Yes, two days after they came back from a break in which I’m sure they made stirring Veterans Day speeches about the importance of defending freedom and so forth and so on.

However, it appears the Ukrainians are not suffering from any memory lapses. They’ve gone back a few years and are charging several former government officials with treason for having worked with Russia’s secret service.

According to news reports from Kyev, they were attempting to undermine Ukraine’s attempt to gain NATO and EU membership, and to drive a wedge between Ukraine and the United States …

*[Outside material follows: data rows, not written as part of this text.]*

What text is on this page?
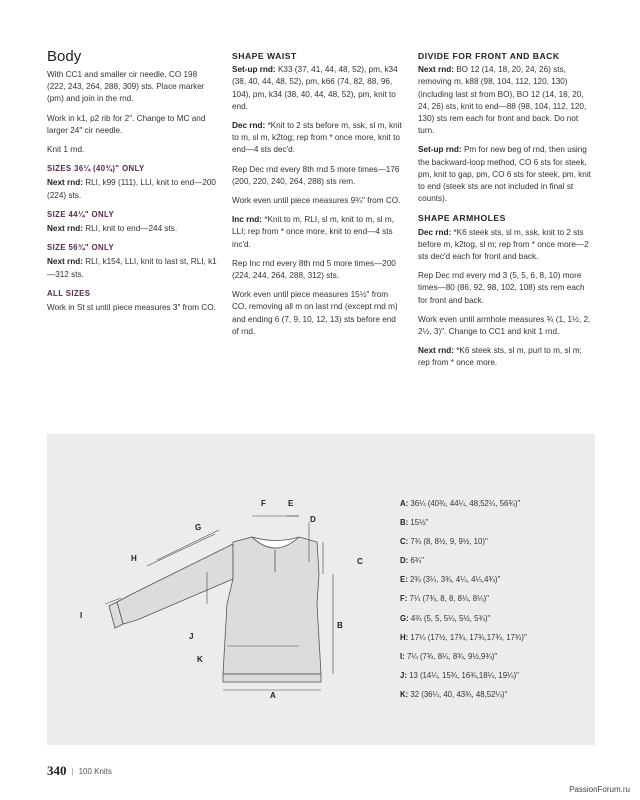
Body

With CC1 and smaller cir needle, CO 198 (222, 243, 264, 288, 309) sts. Place marker (pm) and join in the rnd.

Work in k1, p2 rib for 2". Change to MC and larger 24" cir needle.

Knit 1 rnd.

SIZES 36¼ (40¾)" ONLY

Next rnd: RLI, k99 (111), LLI, knit to end—200 (224) sts.

SIZE 44¼" ONLY

Next rnd: RLI, knit to end—244 sts.

SIZE 56¾" ONLY

Next rnd: RLI, k154, LLI, knit to last st, RLI, k1—312 sts.

ALL SIZES

Work in St st until piece measures 3" from CO.

SHAPE WAIST

Set-up rnd: K33 (37, 41, 44, 48, 52), pm, k34 (38, 40, 44, 48, 52), pm, k66 (74, 82, 88, 96, 104), pm, k34 (38, 40, 44, 48, 52), pm, knit to end.

Dec rnd: *Knit to 2 sts before m, ssk, sl m, knit to m, sl m, k2tog; rep from * once more, knit to end—4 sts dec'd.

Rep Dec rnd every 8th rnd 5 more times—176 (200, 220, 240, 264, 288) sts rem.

Work even until piece measures 9¾" from CO.

Inc rnd: *Knit to m, RLI, sl m, knit to m, sl m, LLI; rep from * once more, knit to end—4 sts inc'd.

Rep Inc rnd every 8th rnd 5 more times—200 (224, 244, 264, 288, 312) sts.

Work even until piece measures 15½" from CO, removing all m on last rnd (except rnd m) and ending 6 (7, 9, 10, 12, 13) sts before end of rnd.

DIVIDE FOR FRONT AND BACK

Next rnd: BO 12 (14, 18, 20, 24, 26) sts, removing m, k88 (98, 104, 112, 120, 130) (including last st from BO), BO 12 (14, 18, 20, 24, 26) sts, knit to end—88 (98, 104, 112, 120, 130) sts rem each for front and back. Do not turn.

Set-up rnd: Pm for new beg of rnd, then using the backward-loop method, CO 6 sts for steek, pm, knit to gap, pm, CO 6 sts for steek, pm, knit to end (steek sts are not included in final st counts).

SHAPE ARMHOLES

Dec rnd: *K6 steek sts, sl m, ssk, knit to 2 sts before m, k2tog, sl m; rep from * once more—2 sts dec'd each for front and back.

Rep Dec rnd every rnd 3 (5, 5, 6, 8, 10) more times—80 (86, 92, 98, 102, 108) sts rem each for front and back.

Work even until armhole measures ¾ (1, 1½, 2, 2½, 3)". Change to CC1 and knit 1 rnd.

Next rnd: *K6 steek sts, sl m, purl to m, sl m; rep from * once more.

A
B
C
D
E
F
G
H
I
J
K
A: 36¼ (40¾, 44¼, 48,52¼, 56¾)"
B: 15½"
C: 7¾ (8, 8½, 9, 9½, 10)"
D: 6¾"
E: 2¾ (3¼, 3¾, 4¼, 4¼,4¾)"
F: 7¼ (7¾, 8, 8, 8¼, 8¼)"
G: 4¾ (5, 5, 5¼, 5½, 5¾)"
H: 17¼ (17½, 17¾, 17¾,17¾, 17¾)"
I: 7¼ (7¾, 8¼, 8¾, 9½,9¾)"
J: 13 (14¼, 15¾, 16¾,18¼, 19¼)"
K: 32 (36¼, 40, 43¾, 48,52¼)"
340 | 100 Knits
PassionForum.ru
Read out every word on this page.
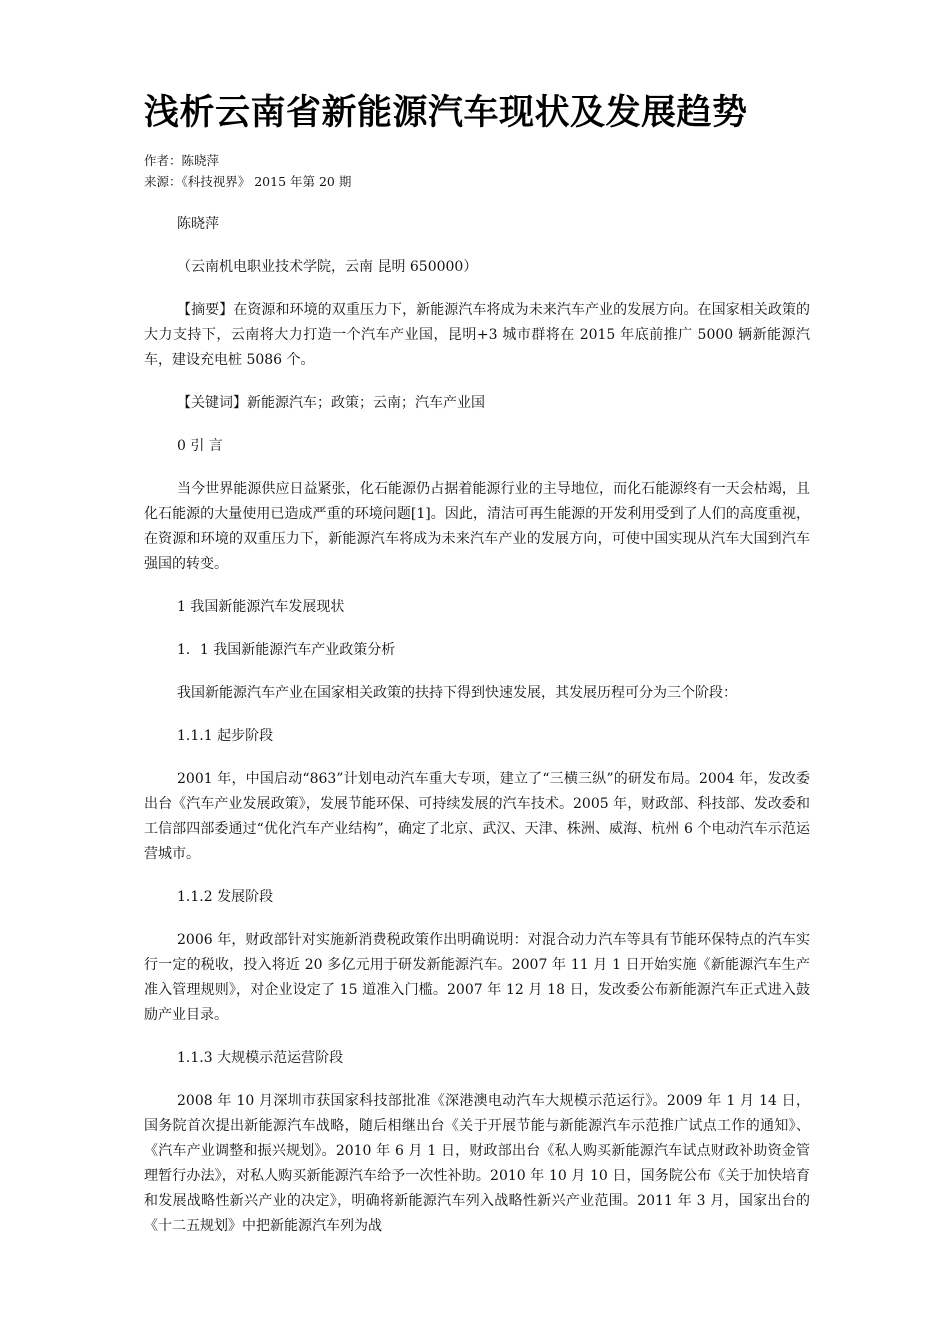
浅析云南省新能源汽车现状及发展趋势
作者：陈晓萍
来源：《科技视界》 2015 年第 20 期

陈晓萍

（云南机电职业技术学院，云南 昆明 650000）

【摘要】在资源和环境的双重压力下，新能源汽车将成为未来汽车产业的发展方向。在国家相关政策的大力支持下，云南将大力打造一个汽车产业国，昆明+3 城市群将在 2015 年底前推广 5000 辆新能源汽车，建设充电桩 5086 个。

【关键词】新能源汽车；政策；云南；汽车产业国

0 引 言

当今世界能源供应日益紧张，化石能源仍占据着能源行业的主导地位，而化石能源终有一天会枯竭，且化石能源的大量使用已造成严重的环境问题[1]。因此，清洁可再生能源的开发利用受到了人们的高度重视，在资源和环境的双重压力下，新能源汽车将成为未来汽车产业的发展方向，可使中国实现从汽车大国到汽车强国的转变。

1 我国新能源汽车发展现状

1．1 我国新能源汽车产业政策分析

我国新能源汽车产业在国家相关政策的扶持下得到快速发展，其发展历程可分为三个阶段：

1.1.1 起步阶段

2001 年，中国启动“863”计划电动汽车重大专项，建立了“三横三纵”的研发布局。2004 年，发改委出台《汽车产业发展政策》，发展节能环保、可持续发展的汽车技术。2005 年，财政部、科技部、发改委和工信部四部委通过“优化汽车产业结构”，确定了北京、武汉、天津、株洲、威海、杭州 6 个电动汽车示范运营城市。

1.1.2 发展阶段

2006 年，财政部针对实施新消费税政策作出明确说明：对混合动力汽车等具有节能环保特点的汽车实行一定的税收，投入将近 20 多亿元用于研发新能源汽车。2007 年 11 月 1 日开始实施《新能源汽车生产准入管理规则》，对企业设定了 15 道准入门槛。2007 年 12 月 18 日，发改委公布新能源汽车正式进入鼓励产业目录。

1.1.3 大规模示范运营阶段

2008 年 10 月深圳市获国家科技部批准《深港澳电动汽车大规模示范运行》。2009 年 1 月 14 日，国务院首次提出新能源汽车战略，随后相继出台《关于开展节能与新能源汽车示范推广试点工作的通知》、《汽车产业调整和振兴规划》。2010 年 6 月 1 日，财政部出台《私人购买新能源汽车试点财政补助资金管理暂行办法》，对私人购买新能源汽车给予一次性补助。2010 年 10 月 10 日，国务院公布《关于加快培育和发展战略性新兴产业的决定》，明确将新能源汽车列入战略性新兴产业范围。2011 年 3 月，国家出台的《十二五规划》中把新能源汽车列为战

… specifically by working with Donald Trump to gin up phony conspiracy theories about Hunter Biden’s actions while he served on the board of Burisma.

Well, as noted before, only losers get convicted, so we won’t know how this turns out until after November 5.

Keep your head down.

4 thoughts on “CSotD: Oh, what a lovely war!

  1. I still don’t get what exactly Israel’s endgame is
    “We’ll get rid of Hamas even if we have to wipe out every last innocent person in the Gaza Strip”?

    1. Yes, the first questions should be: what are we trying to accomplish and will this get us there? (Applies to both Israel and Hamas).

      Unfortunately, when religious fervor and religious politics are in the mix, such rational considerations fly out the window.

    2. Hamas has done everything in its power to maximize civilian casualties from placing its strategic assets under schools and hospitals to hoarding food, fuel and other water for its own while leaving Gazan civilians hanging in the breeze. The goal is to get the people who keep score by counting bodies to agree to dismantle Israel.

      Israel’s endgame is to fully incapacitate Hamas so that it can’t repeat this exercise in another 5 years.

      And please, let’s not forget Iran’s role in this. Right now, they are content to use Hamas as a cat’s paw to “wipe Israel off the map,” but should they succeed, I expect that they would have little further use for a Sunni militia in land they want for a Shi’a superstate.

  2. I still have the original artwork for a Punch cover that Russell Brockbank gave me when I visited in 1972. He and my father were great friends.